Common Sense

Last week, I visited Strive. Strive is the beneficiary of Gotham and an organization that Gotham Gives has funded for the past few years. Strive helps those who have faced tough times, many previously incarcerated, educate and support each individual’s career.

We met a class of people who had only been there for four days and another group who had been in the program for longer. They were in the middle of a class, highlighting three things that frustrate them and how they should work through that. It was pretty impressive. This might seem like common sense for many, but the people going through this program have not had the luxury of an education to see the light.

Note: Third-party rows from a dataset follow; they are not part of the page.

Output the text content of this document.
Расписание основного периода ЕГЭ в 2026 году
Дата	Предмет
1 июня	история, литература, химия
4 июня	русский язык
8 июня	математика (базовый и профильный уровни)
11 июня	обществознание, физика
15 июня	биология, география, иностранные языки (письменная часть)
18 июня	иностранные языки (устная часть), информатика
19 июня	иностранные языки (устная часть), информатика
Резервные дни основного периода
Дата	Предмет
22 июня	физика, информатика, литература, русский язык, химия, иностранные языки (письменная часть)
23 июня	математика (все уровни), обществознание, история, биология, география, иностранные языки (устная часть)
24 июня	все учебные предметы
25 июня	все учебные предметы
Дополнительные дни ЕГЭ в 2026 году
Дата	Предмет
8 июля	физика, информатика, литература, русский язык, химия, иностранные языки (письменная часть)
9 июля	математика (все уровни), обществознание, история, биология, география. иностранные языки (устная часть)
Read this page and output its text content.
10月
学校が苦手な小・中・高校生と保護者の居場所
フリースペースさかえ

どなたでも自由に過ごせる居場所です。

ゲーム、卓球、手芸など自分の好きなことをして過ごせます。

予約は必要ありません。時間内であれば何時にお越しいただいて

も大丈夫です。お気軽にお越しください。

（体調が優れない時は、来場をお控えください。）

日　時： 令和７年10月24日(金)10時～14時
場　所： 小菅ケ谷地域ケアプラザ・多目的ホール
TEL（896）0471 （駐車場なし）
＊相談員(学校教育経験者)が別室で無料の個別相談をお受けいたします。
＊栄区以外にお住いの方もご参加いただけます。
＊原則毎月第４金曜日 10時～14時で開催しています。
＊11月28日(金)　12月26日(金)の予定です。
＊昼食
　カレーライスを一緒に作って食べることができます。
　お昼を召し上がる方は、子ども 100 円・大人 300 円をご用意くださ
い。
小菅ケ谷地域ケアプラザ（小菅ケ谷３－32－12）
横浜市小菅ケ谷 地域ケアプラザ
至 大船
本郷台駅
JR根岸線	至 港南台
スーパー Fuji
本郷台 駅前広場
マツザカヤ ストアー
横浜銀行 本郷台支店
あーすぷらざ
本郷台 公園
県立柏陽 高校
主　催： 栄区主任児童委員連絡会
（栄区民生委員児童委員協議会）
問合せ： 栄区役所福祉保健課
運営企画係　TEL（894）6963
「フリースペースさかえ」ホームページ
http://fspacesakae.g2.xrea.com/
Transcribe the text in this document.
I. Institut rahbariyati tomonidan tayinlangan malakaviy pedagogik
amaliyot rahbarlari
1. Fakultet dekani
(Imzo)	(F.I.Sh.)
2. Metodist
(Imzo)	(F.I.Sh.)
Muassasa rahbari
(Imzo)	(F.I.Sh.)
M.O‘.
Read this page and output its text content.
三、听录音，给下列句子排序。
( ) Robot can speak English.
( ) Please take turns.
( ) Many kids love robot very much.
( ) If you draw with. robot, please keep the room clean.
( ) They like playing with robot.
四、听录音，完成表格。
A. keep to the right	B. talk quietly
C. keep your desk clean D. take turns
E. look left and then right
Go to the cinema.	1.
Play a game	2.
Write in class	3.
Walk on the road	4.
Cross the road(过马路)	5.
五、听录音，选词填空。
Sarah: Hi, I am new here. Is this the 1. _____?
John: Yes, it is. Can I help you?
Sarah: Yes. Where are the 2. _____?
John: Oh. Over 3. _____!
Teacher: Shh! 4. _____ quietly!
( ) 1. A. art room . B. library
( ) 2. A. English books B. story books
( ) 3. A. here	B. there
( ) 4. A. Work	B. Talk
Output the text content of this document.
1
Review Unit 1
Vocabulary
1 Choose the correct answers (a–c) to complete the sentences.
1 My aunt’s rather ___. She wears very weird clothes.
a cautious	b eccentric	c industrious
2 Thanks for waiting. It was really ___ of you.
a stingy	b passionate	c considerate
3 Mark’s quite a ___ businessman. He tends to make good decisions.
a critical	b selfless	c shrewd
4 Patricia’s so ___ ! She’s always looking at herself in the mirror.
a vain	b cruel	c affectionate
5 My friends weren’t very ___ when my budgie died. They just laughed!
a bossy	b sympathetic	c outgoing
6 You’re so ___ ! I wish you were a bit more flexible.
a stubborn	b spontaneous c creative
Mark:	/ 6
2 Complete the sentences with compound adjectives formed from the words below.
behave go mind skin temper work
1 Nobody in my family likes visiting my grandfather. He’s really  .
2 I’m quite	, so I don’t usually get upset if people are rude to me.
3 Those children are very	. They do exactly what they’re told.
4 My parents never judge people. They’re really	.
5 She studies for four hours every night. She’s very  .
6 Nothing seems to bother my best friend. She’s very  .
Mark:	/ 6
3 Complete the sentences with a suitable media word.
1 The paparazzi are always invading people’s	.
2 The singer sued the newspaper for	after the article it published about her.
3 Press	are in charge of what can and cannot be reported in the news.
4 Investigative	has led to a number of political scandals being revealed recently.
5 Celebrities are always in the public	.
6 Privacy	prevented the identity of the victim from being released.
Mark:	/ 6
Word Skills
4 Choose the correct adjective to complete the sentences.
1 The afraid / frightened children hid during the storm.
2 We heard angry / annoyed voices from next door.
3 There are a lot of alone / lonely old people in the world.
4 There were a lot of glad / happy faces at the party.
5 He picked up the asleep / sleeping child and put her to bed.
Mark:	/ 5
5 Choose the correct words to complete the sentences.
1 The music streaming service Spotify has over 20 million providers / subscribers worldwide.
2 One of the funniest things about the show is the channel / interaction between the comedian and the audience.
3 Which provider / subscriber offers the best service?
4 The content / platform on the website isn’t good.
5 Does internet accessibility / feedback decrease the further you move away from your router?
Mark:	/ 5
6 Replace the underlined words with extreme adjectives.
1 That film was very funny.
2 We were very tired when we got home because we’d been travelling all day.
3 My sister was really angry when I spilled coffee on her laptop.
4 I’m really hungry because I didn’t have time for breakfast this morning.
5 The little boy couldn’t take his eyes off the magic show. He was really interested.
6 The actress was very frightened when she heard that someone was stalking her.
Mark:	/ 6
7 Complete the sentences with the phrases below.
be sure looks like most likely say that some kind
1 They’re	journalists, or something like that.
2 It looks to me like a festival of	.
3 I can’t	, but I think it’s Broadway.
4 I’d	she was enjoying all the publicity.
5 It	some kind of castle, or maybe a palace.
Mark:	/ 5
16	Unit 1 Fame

Then I watched a reel on Instagram about a program in the 1960s commissioned by NASA, which hired George Land to help them think about how they could employ more geniuses. They started with 1600 five-year-olds with creativity tests and found out that 98% of them qualified as geniuses. They came back five years later and found out that it was down to 30%; five years later, at 15, it was down to 12%, and at adults, it was 2%. Why? They equated it to school. Land said, “Uncreative behavior and thinking is learned.”

As I sat in that classroom, I wondered how we let all these people slip through the cracks by dimming down their brains. I have seen organizations hand young children in underserved communities a violin, and fast forward many years, and they are all playing at Carnegie Hall. That highlights that creativity, aka the 98% of geniuses at age five, must be given that stimulation and ability to solve problems throughout their education to remain inventive thinkers.

The data is there, and I ask, why are we dumbing down our education in this country instead of pouring as much money as possible into various programs for different thinkers? The amount of money we would spend in the short term would change the trajectory of people’s lives, our communities, and our country. Why aren’t we paying our teachers a good wage so more people go into education?

As always, it makes zero sense or common sense.